Restaient donc deux vainqueurs, et Lucius qui n'avait pas lutté et devait lutter contre tous deux. Les yeux se tournèrent vers le Romain qui, calme et impassible pendant les combats précédents, les avait suivis du regard, appuyé contre une colonne et enveloppé de son manteau. C'est alors seulement qu'on remarqua sa figure douce et efféminée, ses longs cheveux blonds, et la légère barbe dorée qui lui couvrait à peine le bas du visage. Chacun sourit en voyant ce faible adversaire qui venait avec tant d'imprudence disputer la palme au vigoureux Thébain et à l'habile athlète. Lucius s'aperçut de ce sentiment général au murmure qui courait par toute l'assemblée; et, sans s'en inquiéter ni daigner y répondre, il fit quelques pas en avant et laissa tomber son manteau. Alors on vit, supportant cette tête apollonienne, un cou vigoureux et des épaules puissantes; et, chose plus bizarre encore, tout ce corps blanc, dont la peau eût fait honte à une jeune fille de Circassie, moucheté de taches brunes pareilles à celles qui couvrent la fourrure fauve de la panthère. Le Thébain regarda insoucieusement ce nouvel ennemi; mais l'athlète, visiblement étonné, recula de quelques pas. En ce moment Sporus parut et versa sur les épaules de son maître un flacon d'huile parfumée qu'il lui étendit par tout le corps à l'aide d'un morceau de pourpre.
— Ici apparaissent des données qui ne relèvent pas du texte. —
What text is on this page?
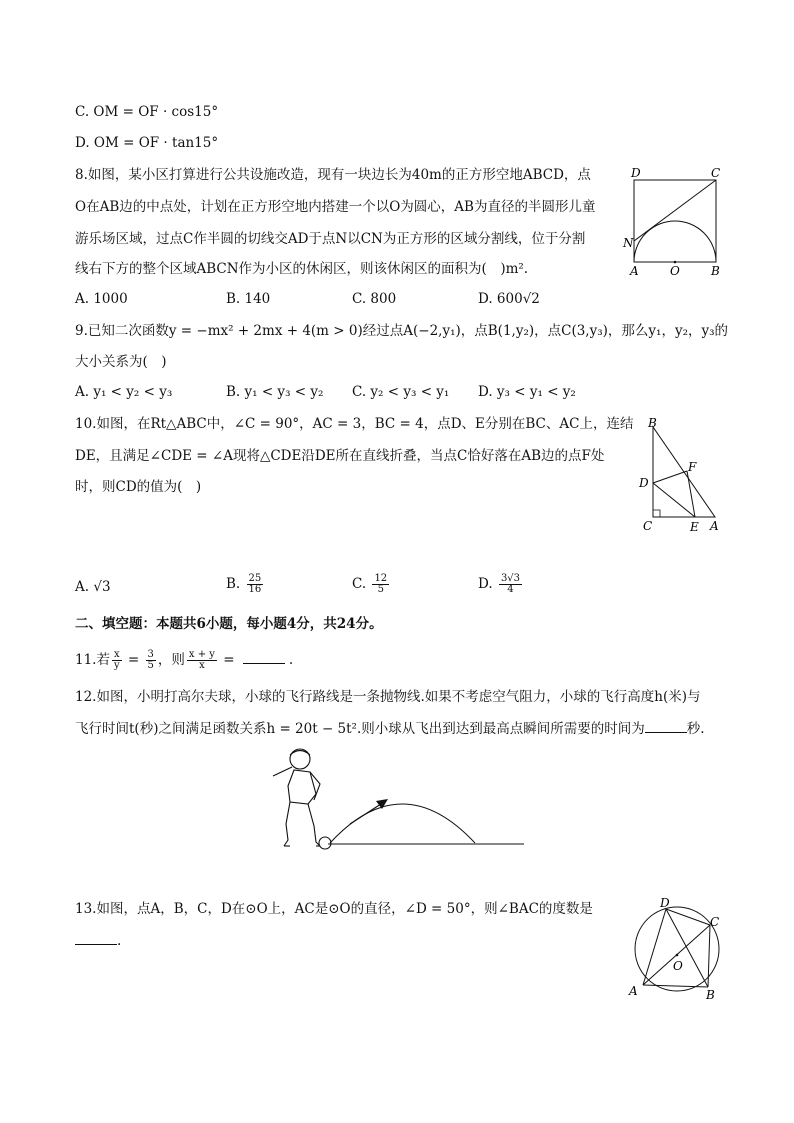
C. OM = OF · cos15°
D. OM = OF · tan15°
8.如图，某小区打算进行公共设施改造，现有一块边长为40m的正方形空地ABCD，点
O在AB边的中点处，计划在正方形空地内搭建一个以O为圆心，AB为直径的半圆形儿童
游乐场区域，过点C作半圆的切线交AD于点N以CN为正方形的区域分割线，位于分割
线右下方的整个区域ABCN作为小区的休闲区，则该休闲区的面积为(　)m².
A. 1000	B. 140	C. 800	D. 600√2
D	C
N
A	O	B
9.已知二次函数y = −mx² + 2mx + 4(m > 0)经过点A(−2,y₁)，点B(1,y₂)，点C(3,y₃)，那么y₁，y₂，y₃的
大小关系为(　)
A. y₁ < y₂ < y₃	B. y₁ < y₃ < y₂ C. y₂ < y₃ < y₁ D. y₃ < y₁ < y₂
10.如图，在Rt△ABC中，∠C = 90°，AC = 3，BC = 4，点D、E分别在BC、AC上，连结
DE，且满足∠CDE = ∠A现将△CDE沿DE所在直线折叠，当点C恰好落在AB边的点F处
时，则CD的值为(　)
B
F
D
C	E A
A. √3	B. $\frac{25}{16}$	C. $\frac{12}{5}$	D. $\frac{3√3}{4}$
二、填空题：本题共6小题，每小题4分，共24分。
11.若 $\frac{x}{y} = \frac{3}{5}$ ，则 $\frac{x + y}{x}$ =	.
12.如图，小明打高尔夫球，小球的飞行路线是一条抛物线.如果不考虑空气阻力，小球的飞行高度h(米)与
飞行时间t(秒)之间满足函数关系h = 20t − 5t².则小球从飞出到达到最高点瞬间所需要的时间为	秒.
13.如图，点A，B，C，D在⊙O上，AC是⊙O的直径，∠D = 50°，则∠BAC的度数是
.
D
C
O
A	B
C'était au Thébain à lutter le premier; il fit donc un pas vers Lucius, exprimant son impatience de ce que ses préparatifs duraient si longtemps; mais Lucius étendit la main, de l'air du commandement pour indiquer qu'il n'était pas prêt, et la voix du proconsul fit entendre aussitôt ce mot: Attends. Cependant le jeune Romain était couvert d'huile, et il ne lui restait plus qu'à se rouler dans la poussière du cirque, ainsi que c'était l'habitude de le faire; mais, au lieu de cela, il mit un genou en terre, et Sporus lui vida sur les épaules un sac rempli de sable recueilli sur les rives du Chrysorrhoas et qui était mêlé de paillettes d'or. Cette dernière préparation achevée, Lucius se releva et ouvrit les deux bras, en signe qu'il était prêt à lutter.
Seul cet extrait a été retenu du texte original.